We however are now moving into the interpretation of the contents of a field and the semantics beyond that of an identifier which itself is independent of the actual form of the identifier itself. This leads us to the notion of linkability which we shall discuss later.

Tracking as we have hinted can be made more sophisticated through the addition of other identifiers such as IP addresses, device identifiers etc but this just makes the partitioning of the data set more complex and expand the possible internal cross-correlations but doesn't change the basic principle of tracking.

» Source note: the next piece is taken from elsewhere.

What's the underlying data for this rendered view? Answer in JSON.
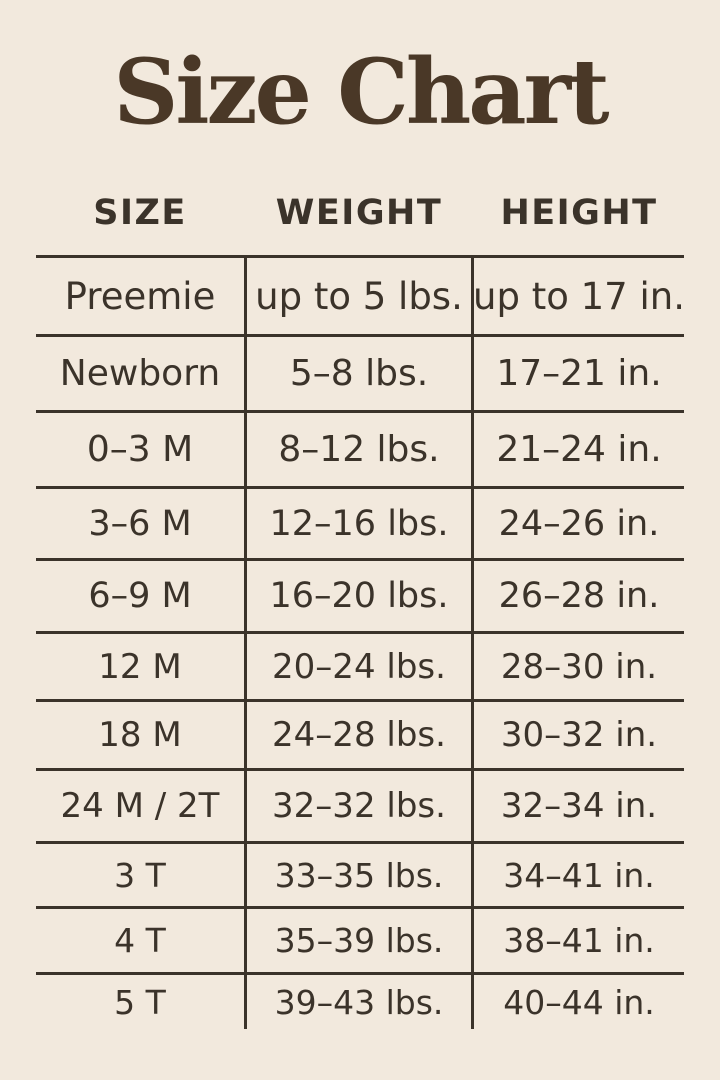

Some identifiers are more useful than others and much of this depends upon how linkable an identifier is to a person or device. For example, device identifiers such as IMEI are particularly useful, email addresses link to persons, IP addresses link to sometimes single computer or devices, sometimes multiple and can also be mapped to locations through the process of geolocation.

So that very briefly introduces what tracking is: simply the ability to correlate and collate sets of data together. The next step is to perform specific analyses over that data and to map those results back to the business and customer.

2 comments:

Privacy Maverick said...

Any progress on the tutorials?

Ian said...

Working on it, anyone like to suggest specific technical subjects? There are previous postings on primary and secondary data classification, generic classification structures to start with.